Exophase wrote:
dmdm's further post here:
http://www.gp32x.com/board/index.php?sh ... 77&st=113#Suggests 1 operation per cycle, not 4 (which is what you guys are saying, and of course what the referenced materials imply, but they're quite vague on details). Hence my questioning of what "concurrent" really means. Also, I'm pretty skeptical that "SIMD" means anything more than 4-way 32bit operations that execute on a single unit as a single operation.

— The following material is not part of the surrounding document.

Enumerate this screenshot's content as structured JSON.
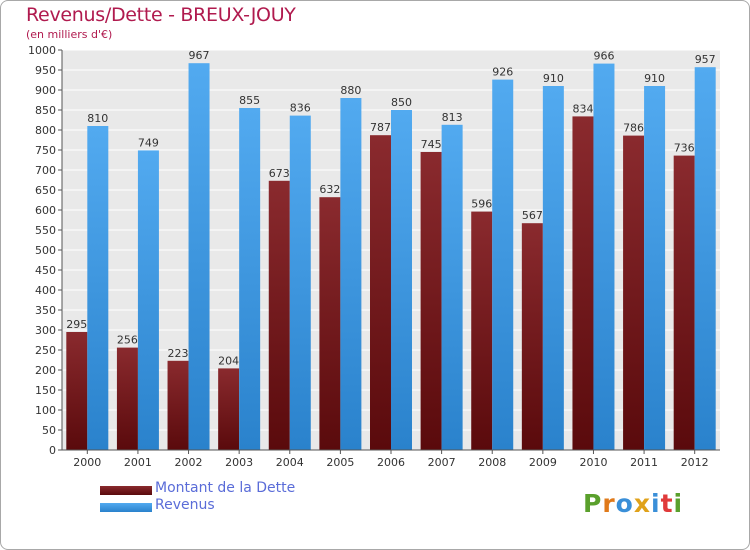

Although I realize the term has been misused already by other GPUs I really doubt that it means more than this.
He also says that even more than one FP op can be done per cycle, but then goes on to use an FMAC as an example of this, so I doubt that this has any deep meaning other than the usual fused mul/add unit.
ok, frankly, i'm not sure what i'm saying anymore (and for sure never claimed it can perform 4 32bit ops/clock ; )
the whole 'scatter/gather SIMD over 4 threads' point i've been promoting so far is clearly a no-go for floats (as maciek has been trying to hammer down my cortex : ), i.e. something like that may still be used for the lower-width data types, but apparently does not help for floats. so far everything indicates that the fp/clock powers of the SGX are not great - namely, 1 op per clock per shader unit. apropos, something has been bothering me since the beginning in that SCH datasheet, namely (9.1.1 3D Core Key Features): '— Vertex Rate: One Triangle 15 clocks (Transform Only)'.
so here the '1 tri/clock' is the typical PR speak used to imply 1 vertex/tri ratio, which is ok. what is bothering is the quote of 15 clocks/vertex (transform only). now, 'transform only' clearly implies a sole MVP (model-view-projection) transform operation. now, if we assume MAD (multiply-add) ops would be used to do that (and the shader units are entirely devoted to vertex work), that is 4x 4-wide MADs per vertex transformed, swizzles non-widthstanding (then again, we have 1 float/register, there's nothing to swizzle there). or IOW, these are 16 ops (ok, most/all of them fused, but that's not the point), carried in.. 15 clocks!? does anybody else find the ratio of ~1 op/clock rather bothersome? i do. let me explain why: because that means that only one shader unit can work on one thread at a time.
what follows from that? well, one of the following two things:
a) either SCH's SGX has one (1) shader unit in total (in which case i cannot see how threads can execute concurrently, at all), or
b) there's no 'scattering SIMD' in SGX, the way i've been expecting it, so multiple registers from one context cannot be dispatched to multple shader units at a time (in the example: there is only one shader working on the MVP transform at any time)
either way, there's something rotten in datasheetland. oh, well.